Oftentimes when this happens with homeschoolers the first avenue to try is to switch  math programs and I will admit that in a way that is the approach I took.   I pulled Key to Algebra off the shelf and paged through it to see how they approached linear equations.  It was the same approach I had been using with the Pre-Algebra by Mary Dolciani book.   Still searching I watched the Khan Academy math video on linear equations.  As I listened I heard a simple word that he used and thought that I’d give it a try.

Yesterday as we looked at the problem 2x = 18,  I pointed to the 2 I said “Let’s multiple by the inverse of 2.  What is that Mark?”  He answered “1 over 2.”  It was a breakthrough!   We worked through 2 more problems, with me saying  “Let’s multiple by the inverse of…”  and soon Mark exclaimed, “This is easy.”   YES!  Music to my ears!  We moved onto 2x - 5 =19 type equations.   And again instead of asking whether we should add or subtract I said,   “Let’s add by the opposite of -5″  Mark caught on and quickly volunteered the opposite of each number whether it was a positive or negative, he knew how to add the opposite of a positive or negative number.

As I’m writing this Mark is working through his math lesson, taking equations such as 3/5x + 2/3=2&2/3 and solving for x.  The only questions I’m getting are the ‘would you check this one mom?’  Not bad, not bad at all, and of course I will!
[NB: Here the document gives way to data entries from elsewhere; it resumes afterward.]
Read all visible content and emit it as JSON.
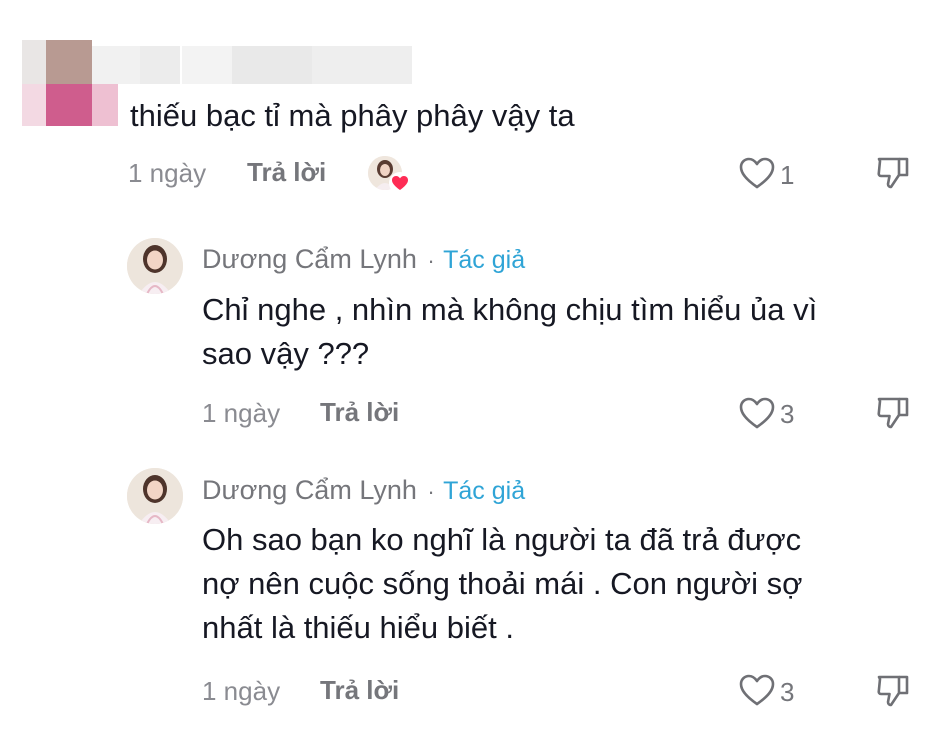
{
  "top_comment": {
    "text": "thiếu bạc tỉ mà phây phây vậy ta",
    "time": "1 ngày",
    "reply_label": "Trả lời",
    "like_count": "1"
  },
  "replies": [
    {
      "author": "Dương Cẩm Lynh",
      "separator": "·",
      "badge": "Tác giả",
      "lines": [
        "Chỉ nghe , nhìn mà không chịu tìm hiểu ủa vì",
        "sao vậy ???"
      ],
      "time": "1 ngày",
      "reply_label": "Trả lời",
      "like_count": "3"
    },
    {
      "author": "Dương Cẩm Lynh",
      "separator": "·",
      "badge": "Tác giả",
      "lines": [
        "Oh sao bạn ko nghĩ là người ta đã trả được",
        "nợ nên cuộc sống thoải mái . Con người sợ",
        "nhất là thiếu hiểu biết ."
      ],
      "time": "1 ngày",
      "reply_label": "Trả lời",
      "like_count": "3"
    }
  ],
  "colors": {
    "text": "#161823",
    "muted": "#8a8b91",
    "author_badge": "#2fa4d6",
    "creator_heart": "#fe2c55"
  },
  "icons": [
    "heart-outline-icon",
    "thumbs-down-icon",
    "creator-liked-heart-icon"
  ]
}
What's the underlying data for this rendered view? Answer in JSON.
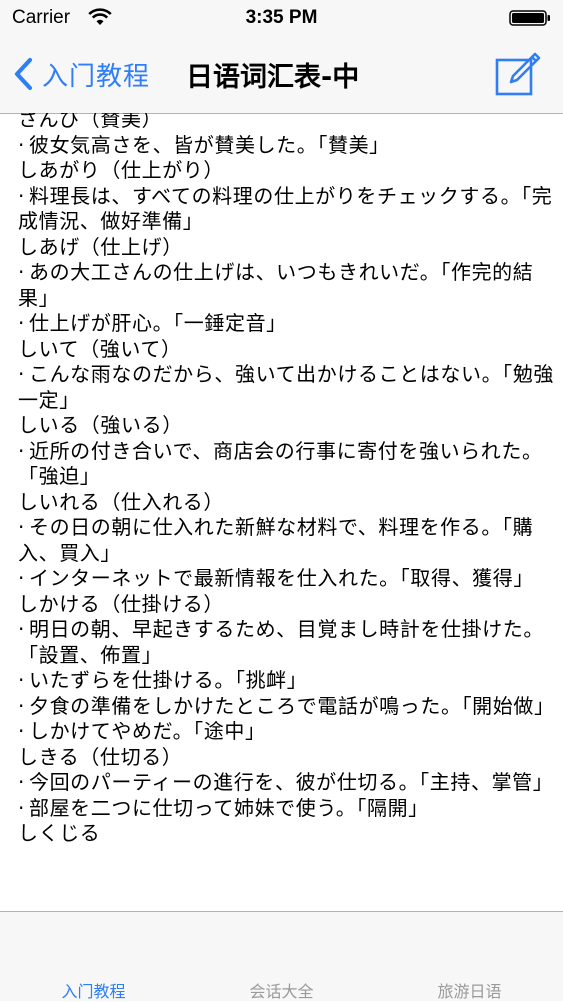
{
  "status_bar": {
    "carrier": "Carrier",
    "time": "3:35 PM"
  },
  "nav": {
    "back_label": "入门教程",
    "title": "日语词汇表-中",
    "accent_color": "#2f7ef6",
    "edit_icon": "compose-icon"
  },
  "entries": [
    {
      "kind": "word",
      "text": "さんび（賛美）"
    },
    {
      "kind": "sentence",
      "text": "彼女気高さを、皆が賛美した。「賛美」"
    },
    {
      "kind": "word",
      "text": "しあがり（仕上がり）"
    },
    {
      "kind": "sentence",
      "text": "料理長は、すべての料理の仕上がりをチェックする。「完成情況、做好準備」"
    },
    {
      "kind": "word",
      "text": "しあげ（仕上げ）"
    },
    {
      "kind": "sentence",
      "text": "あの大工さんの仕上げは、いつもきれいだ。「作完的結果」"
    },
    {
      "kind": "sentence",
      "text": "仕上げが肝心。「一錘定音」"
    },
    {
      "kind": "word",
      "text": "しいて（強いて）"
    },
    {
      "kind": "sentence",
      "text": "こんな雨なのだから、強いて出かけることはない。「勉強一定」"
    },
    {
      "kind": "word",
      "text": "しいる（強いる）"
    },
    {
      "kind": "sentence",
      "text": "近所の付き合いで、商店会の行事に寄付を強いられた。「強迫」"
    },
    {
      "kind": "word",
      "text": "しいれる（仕入れる）"
    },
    {
      "kind": "sentence",
      "text": "その日の朝に仕入れた新鮮な材料で、料理を作る。「購入、買入」"
    },
    {
      "kind": "sentence",
      "text": "インターネットで最新情報を仕入れた。「取得、獲得」"
    },
    {
      "kind": "word",
      "text": "しかける（仕掛ける）"
    },
    {
      "kind": "sentence",
      "text": "明日の朝、早起きするため、目覚まし時計を仕掛けた。「設置、佈置」"
    },
    {
      "kind": "sentence",
      "text": "いたずらを仕掛ける。「挑衅」"
    },
    {
      "kind": "sentence",
      "text": "夕食の準備をしかけたところで電話が鳴った。「開始做」"
    },
    {
      "kind": "sentence",
      "text": "しかけてやめだ。「途中」"
    },
    {
      "kind": "word",
      "text": "しきる（仕切る）"
    },
    {
      "kind": "sentence",
      "text": "今回のパーティーの進行を、彼が仕切る。「主持、掌管」"
    },
    {
      "kind": "sentence",
      "text": "部屋を二つに仕切って姉妹で使う。「隔開」"
    },
    {
      "kind": "word",
      "text": "しくじる"
    }
  ],
  "tabs": [
    {
      "label": "入门教程",
      "selected": true
    },
    {
      "label": "会话大全",
      "selected": false
    },
    {
      "label": "旅游日语",
      "selected": false
    }
  ]
}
A simple word change did the trick.  Again.  I saw this earlier in the year too when I replaced that negative sign with the simple word ‘OWE’ and changed it all over to a money concept.  And now, by replacing that question of whether to multiple or divide by some number in order to isolate the unknown, by using the simple word of ‘INVERSE’ , and eliminating the constants in the equation by using ‘OPPOSITE’ did the trick.  No new math program needed, just a slight change in word-use and a math teacher willing to search for the approach that will work with the child.  Oh, a bit of patience thrown in too.